Droit des biens - Brevets - Produits agricoles - Plants génétiquement modifiés - Les intimées ont inventé et breveté un insert génétique qui produit un plant de canola résistant à un herbicide à base de glysophate - Vente du canola provenant de semences génétiquement modifiées uniquement à un producteur autorisé et conditions portant sur la culture de ces plants et l’emploi de ces semences imposées à leurs acheteurs - Découverte par un agriculteur de la présence de canola génétiquement modifié dans son champ - L’agriculteur n’est pas un producteur autorisé - L’arrivée de canola génétiquement modifié dans le champ de l’agriculteur, qui en ignorait la présence, s’est faite sans la participation de ce dernier - L’objet du brevet 1,313, 830 relève-t-il de la Loi sur les brevets ? - Sinon, devrait-on restreindre la portée du brevet ? - Sinon, devrait-on accorder à l’agriculteur une licence implicite lui permettant de conserver et d’utiliser à nouveau une semence qui peut contenir un insert génétique breveté s’il n’en fait pas l’exploitation ? - Sinon, est-ce que l’on aurait dû accorder à Monsanto la totalité des profits provenant de la récolte de canola d’un agriculteur qui n’a pas profité de la contrefaçon ? .

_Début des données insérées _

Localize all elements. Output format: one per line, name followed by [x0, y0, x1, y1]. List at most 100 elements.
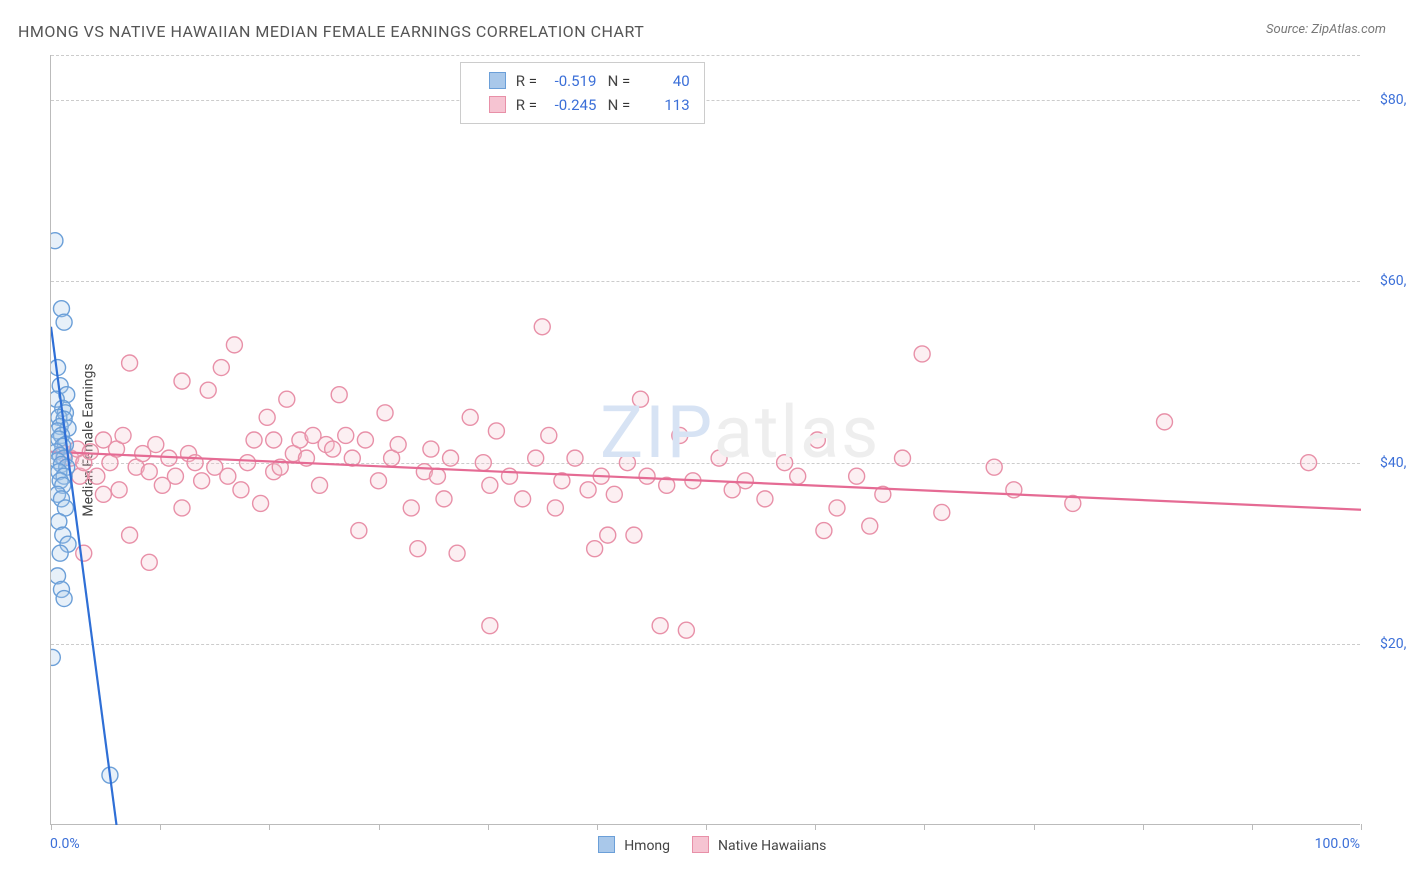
trendline-hawaiians [51, 452, 1361, 510]
point-hawaiians [194, 473, 210, 489]
point-hawaiians [934, 504, 950, 520]
point-hawaiians [240, 455, 256, 471]
point-hawaiians [777, 455, 793, 471]
chart-source: Source: ZipAtlas.com [1266, 22, 1386, 37]
point-hawaiians [541, 427, 557, 443]
point-hawaiians [312, 477, 328, 493]
point-hawaiians [325, 441, 341, 457]
x-tick [1361, 824, 1362, 830]
point-hmong [51, 360, 66, 376]
n-label: N [608, 96, 619, 114]
point-hawaiians [633, 391, 649, 407]
y-tick-label: $80,000 [1366, 92, 1406, 108]
scatter-svg [51, 55, 1361, 825]
point-hawaiians [737, 473, 753, 489]
y-tick-label: $40,000 [1366, 455, 1406, 471]
point-hawaiians [895, 450, 911, 466]
point-hawaiians [534, 319, 550, 335]
point-hawaiians [809, 432, 825, 448]
point-hawaiians [174, 373, 190, 389]
n-label: N [608, 72, 619, 90]
point-hawaiians [672, 427, 688, 443]
point-hawaiians [213, 360, 229, 376]
stats-row-hmong: R = -0.519 N = 40 [471, 69, 690, 93]
legend-swatch-hmong [598, 836, 615, 853]
point-hawaiians [449, 545, 465, 561]
hawaiians-n-value: 113 [638, 93, 690, 117]
point-hawaiians [502, 468, 518, 484]
point-hawaiians [279, 391, 295, 407]
point-hawaiians [226, 337, 242, 353]
point-hawaiians [862, 518, 878, 534]
point-hmong [56, 591, 72, 607]
r-label: R [516, 72, 525, 90]
point-hawaiians [652, 618, 668, 634]
stats-row-hawaiians: R = -0.245 N = 113 [471, 93, 690, 117]
point-hawaiians [390, 437, 406, 453]
point-hawaiians [1301, 455, 1317, 471]
point-hawaiians [246, 432, 262, 448]
point-hawaiians [259, 409, 275, 425]
point-hawaiians [122, 355, 138, 371]
point-hawaiians [122, 527, 138, 543]
swatch-hmong [489, 72, 506, 89]
hmong-n-value: 40 [638, 69, 690, 93]
point-hawaiians [757, 491, 773, 507]
point-hawaiians [580, 482, 596, 498]
point-hawaiians [436, 491, 452, 507]
point-hawaiians [167, 468, 183, 484]
point-hmong [52, 545, 68, 561]
point-hawaiians [619, 455, 635, 471]
point-hawaiians [914, 346, 930, 362]
point-hawaiians [338, 427, 354, 443]
point-hawaiians [816, 523, 832, 539]
point-hawaiians [443, 450, 459, 466]
point-hmong [51, 649, 60, 665]
y-tick-label: $60,000 [1366, 273, 1406, 289]
point-hawaiians [111, 482, 127, 498]
point-hawaiians [331, 387, 347, 403]
point-hawaiians [829, 500, 845, 516]
point-hawaiians [790, 468, 806, 484]
point-hawaiians [371, 473, 387, 489]
chart-title: HMONG VS NATIVE HAWAIIAN MEDIAN FEMALE E… [18, 22, 644, 41]
point-hawaiians [200, 382, 216, 398]
point-hawaiians [266, 432, 282, 448]
point-hawaiians [986, 459, 1002, 475]
point-hawaiians [89, 468, 105, 484]
point-hawaiians [462, 409, 478, 425]
point-hawaiians [547, 500, 563, 516]
plot-canvas: $20,000$40,000$60,000$80,000 [50, 55, 1360, 825]
point-hawaiians [377, 405, 393, 421]
point-hawaiians [410, 541, 426, 557]
point-hawaiians [482, 618, 498, 634]
point-hawaiians [639, 468, 655, 484]
point-hawaiians [82, 444, 98, 460]
point-hawaiians [515, 491, 531, 507]
point-hmong [51, 233, 63, 249]
point-hawaiians [606, 486, 622, 502]
plot-area: $20,000$40,000$60,000$80,000 [50, 55, 1360, 825]
legend-label-hmong: Hmong [624, 838, 670, 854]
point-hawaiians [351, 523, 367, 539]
point-hawaiians [711, 450, 727, 466]
legend-swatch-hawaiians [692, 836, 709, 853]
point-hawaiians [403, 500, 419, 516]
point-hawaiians [1157, 414, 1173, 430]
point-hawaiians [220, 468, 236, 484]
point-hawaiians [76, 545, 92, 561]
point-hawaiians [567, 450, 583, 466]
point-hawaiians [429, 468, 445, 484]
point-hawaiians [626, 527, 642, 543]
legend-label-hawaiians: Native Hawaiians [718, 838, 826, 854]
point-hawaiians [423, 441, 439, 457]
point-hawaiians [148, 437, 164, 453]
point-hawaiians [488, 423, 504, 439]
point-hawaiians [475, 455, 491, 471]
point-hawaiians [849, 468, 865, 484]
stats-legend-box: R = -0.519 N = 40 R = -0.245 N = 113 [460, 62, 705, 124]
point-hawaiians [357, 432, 373, 448]
point-hawaiians [233, 482, 249, 498]
point-hawaiians [174, 500, 190, 516]
hawaiians-r-value: -0.245 [544, 93, 596, 117]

Les intimées sont respectivement propriétaire et titulaire d’une licence à l’égard du brevet canadien no 1,313,830 appelé “Plants résistant au glyphosate”. Le brevet a été délivré le 23 février 1993 ; il expirera le 23 février 2010. Depuis 1996, des graines de canola contenant l’insert génétique ont été produites au Canada en vertu d’une licence accordée par les intimées ; ces graines ont été commercialisées auprès des agriculteurs sous le nom commercial “Roundup Ready Canola”. Ce nom commercial indique que la graine est résistante à un herbicide vendu sous le nom commercial “Roundup”, qui est un herbicide à base de glyphosate fabriqué par les intimées. L’agriculteur qui veut cultiver du canola Roundup Ready doit conclure un accord de licence appelé Entente sur les utilisations technologiques (EUT). M. Percy Schmeiser, l’appelant, s’occupe d’agriculture en Saskatchewan depuis environ 50 ans. Il cultive du canola depuis les années 1950. Schmeiser Enterprises Ltd. est une société dont M. Schmeiser et sa conjointe sont les seuls actionnaires et administrateurs. L’exploitation agricole de M. Schmeiser a été cédée à Schmeiser Enterprises Ltd. en 1996. Le dernier achat de graines de canola par M. Schmeiser remonte à 1993. Selon la preuve non contredite qu’il a présentée, M. Schmeiser n’a jamais acheté de canola Roundup Ready et il n’a jamais signé une EUT.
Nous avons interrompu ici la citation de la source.